Lake District church school wins top prize for Syrian refugee arts installation

Pupils and staff at a Church of England primary school are celebrating after their artwork based around the plight of Syrian refugees won a national prize.

Grasmere C of E (VA) Primary School's winning art installationChildren at Grasmere C of E (VA) Primary school displayed the work – Refugees in Art and Religion – in St Oswald’s Church, Grasmere, over the Easter period.

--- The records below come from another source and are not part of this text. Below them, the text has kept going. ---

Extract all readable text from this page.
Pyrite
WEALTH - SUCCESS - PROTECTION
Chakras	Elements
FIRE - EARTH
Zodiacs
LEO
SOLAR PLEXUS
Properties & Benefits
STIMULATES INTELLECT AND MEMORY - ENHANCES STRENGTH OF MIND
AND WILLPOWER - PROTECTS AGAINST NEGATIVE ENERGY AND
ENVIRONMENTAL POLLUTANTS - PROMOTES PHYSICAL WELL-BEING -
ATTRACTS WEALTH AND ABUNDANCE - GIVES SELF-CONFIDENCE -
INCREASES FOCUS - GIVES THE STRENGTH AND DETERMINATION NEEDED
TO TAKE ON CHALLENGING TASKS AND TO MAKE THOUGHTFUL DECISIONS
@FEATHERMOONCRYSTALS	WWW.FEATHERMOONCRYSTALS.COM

His Royal Highness, The Prince of Wales, also viewed the installation during a tour of Cumbria in March.

Now the school has discovered it has been named a National Winner in the National Association of Teachers of Religious Education (NATRE) Spirited Arts Awards 2016.

Head Teacher Jo Goode said: “We are, of course, delighted but also despairing as the city of Aleppo is once again in the news.

“Highlighting the tragedy of the Syrian civil war and the resulting refugee crisis, this thought-provoking piece of work cut straight to the harsh reality of the situation, as perhaps only children can.”

The school was up against 200 others in the ‘It’s not fair! Faith and Justice’ NATRE Spirited Arts category and was one of four to be named a National Winner.

Their art installation featured a boat which hung from the rafters of St Oswald’s church to which pupils attached lifejackets and personal prayers to signify the human cost of the refugee crisis. The work also included a ‘soundscape’ which played on a continuous loop in the church and which featured the pupils reading well-known text, verse and prose as well as their own prayers, all intercut with news reports about the Syrian crisis.

The Year Three and Year Four pupils also drew inspiration from the Aleppo Crosses art installations in St Paul’s Cathedral as well as from the work of artist Arabella Dorman and her work with refugees.

Ruby, a Year Four pupil, said: “I feel so sorry for the Syrian children because they’re not safe. We are really safe and so I feel really lucky and really sad at the same time.”

“It’s not fair that refugee children have such different lives from us. We’re all the same – all children,” said Mya from Year Three.

And Year Six pupil Beren added: “I get really cross about what we’re spending money on and what our government put effort into. We should be making sure everyone has enough to be safe first.”

National Award winner certificates have now been sent to the school along with a prize winner’s cheque for £100.

A spokesman for NATRE said: “Judging the 2016 Spirited Arts competition was a tremendous challenge as the entries were of such a high standard. We were delighted to award Grasmere School the only group prize in the ‘It’s not fair! Faith and justice’, for their thoughtful and deeply moving response to the refugee crisis.

“Many teachers wrote to share experiences of the competition: it has an impact on standards, depth, creativity and enjoyment in RE for pupils aged from five to 18.”

All the winners and the full range of commended entries will shortly be available to view on the NATRE website at www.natre.org.uk.